NEWCASTLE fraudster Lemuel Page has assembled a high-powered legal team to review his chances of winning an all-grounds appeal against a fraud conviction for selling a fake diamond ring.
Sydney District Court heard on Wednesday that top silk Bret Walker, SC, who reportedly charges $14,000 a day, has been employed to review the merits of Page's appeal against a jail sentence imposed in July.
Mr Walker, one of Australia's leading barristers, represented former prime minister Kevin Rudd at the royal commission into the botched federal government insulation scheme.
Judge Paul Conlon adjourned the case to November 6 when the court is expected to hear more details about the "review" being conducted by Mr Walker.
Page, a notorious conman, is out on bail after appealing the conviction and severity of his minimum eight-months sentence for selling a close friend a fake diamond ring.
Page, 48, told the victim, a Sydney orthodontist, that he could source him a diamond engagement ring worth $200,000-$250,000 for a wholesale price of $85,000.
Page eventually delivered the ring to his friend's fiancee in 2011. However, the soon-to-wed couple discovered Page had a cubic zirconia fitted into an engagement ring rather than the real deal.
The fake ring was worth about $1500 and was made in the Hunter.

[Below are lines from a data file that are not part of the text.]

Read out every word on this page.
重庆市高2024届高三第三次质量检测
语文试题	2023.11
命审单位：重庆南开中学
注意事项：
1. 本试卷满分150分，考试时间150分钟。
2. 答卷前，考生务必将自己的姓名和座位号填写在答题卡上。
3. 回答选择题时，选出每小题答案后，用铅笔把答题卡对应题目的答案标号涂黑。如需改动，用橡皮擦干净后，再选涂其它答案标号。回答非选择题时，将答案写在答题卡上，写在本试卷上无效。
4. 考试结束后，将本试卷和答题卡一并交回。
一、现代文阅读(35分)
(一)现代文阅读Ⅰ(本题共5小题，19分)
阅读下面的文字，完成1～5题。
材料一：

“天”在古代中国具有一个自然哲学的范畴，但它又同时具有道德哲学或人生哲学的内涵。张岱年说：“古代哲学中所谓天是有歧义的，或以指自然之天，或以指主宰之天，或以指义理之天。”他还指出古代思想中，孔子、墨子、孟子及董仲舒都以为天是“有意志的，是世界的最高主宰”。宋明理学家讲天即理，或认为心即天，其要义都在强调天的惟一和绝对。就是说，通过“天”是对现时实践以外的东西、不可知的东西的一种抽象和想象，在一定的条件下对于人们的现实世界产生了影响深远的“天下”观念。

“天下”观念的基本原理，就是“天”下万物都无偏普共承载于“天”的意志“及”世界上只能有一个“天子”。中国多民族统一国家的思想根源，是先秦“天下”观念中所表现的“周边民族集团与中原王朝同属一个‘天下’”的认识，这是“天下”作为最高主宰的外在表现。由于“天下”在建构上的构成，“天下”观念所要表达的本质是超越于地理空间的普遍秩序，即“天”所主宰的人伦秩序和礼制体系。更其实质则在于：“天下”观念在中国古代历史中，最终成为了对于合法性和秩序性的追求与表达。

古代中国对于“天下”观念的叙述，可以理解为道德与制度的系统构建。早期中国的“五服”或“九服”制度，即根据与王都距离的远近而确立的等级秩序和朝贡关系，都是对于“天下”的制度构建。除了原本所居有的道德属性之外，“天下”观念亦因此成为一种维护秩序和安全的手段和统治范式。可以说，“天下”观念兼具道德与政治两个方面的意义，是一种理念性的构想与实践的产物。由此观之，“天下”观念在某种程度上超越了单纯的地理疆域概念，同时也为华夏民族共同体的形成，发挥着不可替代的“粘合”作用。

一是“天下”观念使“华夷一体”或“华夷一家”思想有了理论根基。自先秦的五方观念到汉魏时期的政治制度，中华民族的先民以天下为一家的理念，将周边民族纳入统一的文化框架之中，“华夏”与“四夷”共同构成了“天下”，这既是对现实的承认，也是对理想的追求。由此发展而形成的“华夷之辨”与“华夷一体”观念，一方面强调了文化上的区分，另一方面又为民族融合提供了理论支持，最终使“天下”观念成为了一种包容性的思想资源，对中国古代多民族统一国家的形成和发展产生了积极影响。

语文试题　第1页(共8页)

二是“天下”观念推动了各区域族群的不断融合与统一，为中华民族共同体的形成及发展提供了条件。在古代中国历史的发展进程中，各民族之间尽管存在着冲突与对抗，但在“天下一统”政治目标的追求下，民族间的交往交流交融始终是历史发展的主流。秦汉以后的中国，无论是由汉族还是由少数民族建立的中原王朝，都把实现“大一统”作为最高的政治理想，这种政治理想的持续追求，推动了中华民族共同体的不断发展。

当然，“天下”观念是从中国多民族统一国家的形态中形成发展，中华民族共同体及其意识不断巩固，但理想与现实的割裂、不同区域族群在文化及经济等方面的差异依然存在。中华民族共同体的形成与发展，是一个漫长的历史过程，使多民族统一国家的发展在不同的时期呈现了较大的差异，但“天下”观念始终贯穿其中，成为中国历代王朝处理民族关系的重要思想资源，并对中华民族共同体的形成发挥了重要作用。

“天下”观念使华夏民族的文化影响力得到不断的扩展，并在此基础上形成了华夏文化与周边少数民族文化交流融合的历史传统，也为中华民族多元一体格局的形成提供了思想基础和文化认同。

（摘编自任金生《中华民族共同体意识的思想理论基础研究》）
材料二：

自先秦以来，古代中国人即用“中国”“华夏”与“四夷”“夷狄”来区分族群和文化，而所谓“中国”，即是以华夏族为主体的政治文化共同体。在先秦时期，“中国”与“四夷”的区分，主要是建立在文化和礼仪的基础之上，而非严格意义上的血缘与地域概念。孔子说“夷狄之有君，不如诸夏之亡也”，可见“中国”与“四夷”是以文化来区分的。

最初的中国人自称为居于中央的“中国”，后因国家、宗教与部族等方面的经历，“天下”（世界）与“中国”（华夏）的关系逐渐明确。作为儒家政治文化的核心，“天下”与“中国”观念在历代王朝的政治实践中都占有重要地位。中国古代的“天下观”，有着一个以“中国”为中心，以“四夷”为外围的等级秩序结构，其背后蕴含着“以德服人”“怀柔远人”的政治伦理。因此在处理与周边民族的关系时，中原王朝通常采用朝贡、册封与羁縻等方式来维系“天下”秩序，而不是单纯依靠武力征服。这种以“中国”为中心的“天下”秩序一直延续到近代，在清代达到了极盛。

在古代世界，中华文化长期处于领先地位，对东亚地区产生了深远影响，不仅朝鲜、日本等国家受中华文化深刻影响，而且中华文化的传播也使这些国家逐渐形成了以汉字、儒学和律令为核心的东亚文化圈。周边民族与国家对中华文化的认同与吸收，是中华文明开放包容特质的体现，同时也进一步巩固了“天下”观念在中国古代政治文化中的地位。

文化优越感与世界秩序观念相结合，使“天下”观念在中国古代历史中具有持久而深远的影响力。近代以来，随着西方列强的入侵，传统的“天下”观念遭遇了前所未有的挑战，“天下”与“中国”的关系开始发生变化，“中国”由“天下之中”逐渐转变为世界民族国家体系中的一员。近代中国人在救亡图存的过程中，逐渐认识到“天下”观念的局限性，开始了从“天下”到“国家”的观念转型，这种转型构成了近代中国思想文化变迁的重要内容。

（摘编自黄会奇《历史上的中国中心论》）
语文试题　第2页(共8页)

Page's fraud conviction turned his private dealings into a very public scandal, with many victims coming forward detailing decades of deception where they lost entire nest eggs.
The orthodontist and his wife, who scrubbed Page off the wedding list, were in court on Wednesday where Page's lawyer Mahmoud Abbas made an application for Page to be granted permission to travel to central Queensland for a three-day business trip.
Initially unable to provide written proof of the trip, the case was adjourned for a short period and Mr Abbas returned with an itinerary.
The court heard that Page was working for Tallywalker, a company headed by Maria Comino, of East Killara.
A company owned by Page's long-term partner Newcastle podiatrist Renay Bull, Pegasus Corporation, is a shareholder in Tallywalker.
Mr Abbas said his client ran a construction company and needed to ensure the business continued to operate.
"He's going to Queensland, not international," he argued.
The prosecution opposed the application saying daily reporting conditions to Newcastle police station were imposed by the local court due to "flight risk".
In a strange twist of events, high-profile Sydney cosmetic dentist Angelo Lazaris, who two years ago claimed Page owed him $5.8 million, was named as the person who provided $20,000 surety so Page could be released on bail in July.
Fairfax Media has previously reported that Dr Lazaris was listed as an unsecured creditor in Page's bankruptcy proceedings claiming he was owed millions.
The pair have been involved in numerous property developments.
Mr Abbas told the court he had spoken with Dr Lazaris on Wednesday and he had no problem with Page making the interstate trip.
Judge Conlon agreed to alter Page's bail to allow him to travel to Blackwater, a mining town, for business meetings from October 17 to 19.
"If he doesn't come back and he takes flight, the surety will lose $20,000," Judge Conlon said.
He also agreed to alter Page's strict bail reporting conditions from daily, to three times a week once he returns from the trip.